Dismantling the Architecture of Othering: Queer Reclamations of Space by Minette Murphy, M.Arch ’22
Carleton University | Advisor: Piper Bernbaum
This thesis positions itself around the opposing forces of architectural normativity and queer spatial production. It investigates heteronormativity and its spatial manifestations, in order to engage in the practice of queering space as an act of resistance. By researching the heteronormative order, and typologies such as the public toilet and the private home, it seeks to demonstrate architecture’s complicity in the process of othering queer bodies. Applying a norm-critical perspective to spatial phenomena, it encourages architects to divest from contributing to this form of spatial violence.
Next, it explores the act of queering as a contestation of the normative order through design. Continuing to dismantle various facets of heteronormative spatial production, six design explorations consider the body through a multi-scalar approach. As the site where queerness is initially produced, the body is where all contestations must begin. The first question ‘what is the body?’ deconstructs the normative body which forms the basis of all architectural standards in order to explore the concept of a fluid and relational body. The second ‘what is the layered body?’ analyzes the heteronormative imposition of meaning on clothing and the spatial implications of layer, while subverting both through costume. The third ‘what is the shared body?’ questions the privatization of the body and its various functions, and proposes opening private spaces up to new experiences. The fourth ‘what is the protected body?’ investigates spatial conditions that limit the safety of queer people, and mobilizes mechanisms innovated by the heteronormative order against itself. The fifth ‘what is the worshipped body?’ reflects on the abjection of queerness and implants queer rituals of joy into places that prohibited them. Finally, the sixth ‘what is the transcendent body?’ recounts moment of queer world building, and engages in open-ended experimentations of queer futurity. Throughout the whole document, this thesis seeks to question, reveal, subvert, and transform. Ultimately it will conclude that there is no one way to ‘queer.’ In all its forms, ‘queering’ is a practice of resisting normativity that should be embedded in the architectural practice of all.
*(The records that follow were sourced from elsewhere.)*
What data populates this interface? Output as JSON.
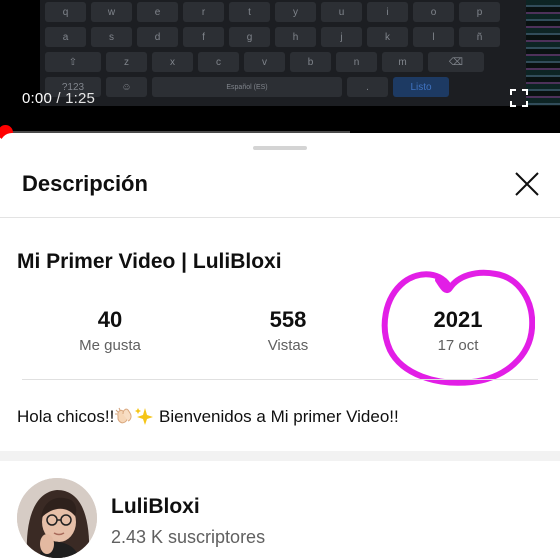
{
  "player": {
    "current_time": "0:00",
    "separator": " / ",
    "duration": "1:25",
    "progress": 0.0,
    "keyboard": {
      "row1": [
        "q",
        "w",
        "e",
        "r",
        "t",
        "y",
        "u",
        "i",
        "o",
        "p"
      ],
      "row2": [
        "a",
        "s",
        "d",
        "f",
        "g",
        "h",
        "j",
        "k",
        "l",
        "ñ"
      ],
      "row3": [
        "z",
        "x",
        "c",
        "v",
        "b",
        "n",
        "m"
      ],
      "row4": [
        "?123",
        "☺",
        "Español (ES)",
        "Listo"
      ]
    }
  },
  "sheet": {
    "title": "Descripción",
    "close_icon": "close-icon"
  },
  "video": {
    "title": "Mi Primer Video | LuliBloxi",
    "stats": [
      {
        "value": "40",
        "label": "Me gusta"
      },
      {
        "value": "558",
        "label": "Vistas"
      },
      {
        "value": "2021",
        "label": "17 oct"
      }
    ],
    "description_before": "Hola chicos!!",
    "description_after": " Bienvenidos a Mi primer Video!!"
  },
  "channel": {
    "name": "LuliBloxi",
    "subscribers": "2.43 K suscriptores"
  },
  "colors": {
    "accent_red": "#ff0000",
    "annotation_magenta": "#e21ee6",
    "text_primary": "#0f0f0f",
    "text_secondary": "#606060"
  }
}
Offerings and Inheritances: Reconstructing Altars for Queer Vietnamese Kin by Thompson Cong Nguyen, M.Arch ’22
Carleton University | Advisor: Piper Bernbaum
How do we offer our selves – as diasporic, queer, Vietnamese families in settler-colonial Canada – to honour our ancestral kinship ties while creating space for new, authentic rituals and traditions? ‘Offerings and Inheritances for Queer Vietnamese Kin’, my architectural thesis at the Azrieli School of Architecture and Urbanism at Carleton University, Ottawa, investigates how practices of ancestral worship are performed in everyday sites scaled to the body, the street and the nightclub. This involved multi-modal and multi-scalar artistic explorations of offerings and identities which prompted the design of three new altars fitted to a suitcase, an urban storefront and a queer clubbing event. Each altar offers new fields of inquiry that embrace the mess of queer diasporic identities and affect how space is conventionally created through architectural design. This process invites designers, scholars, and queer, diasporic kinfolk to collectively reconstruct new practices of belonging for our ancestors, kin and our multi-adjectival selves.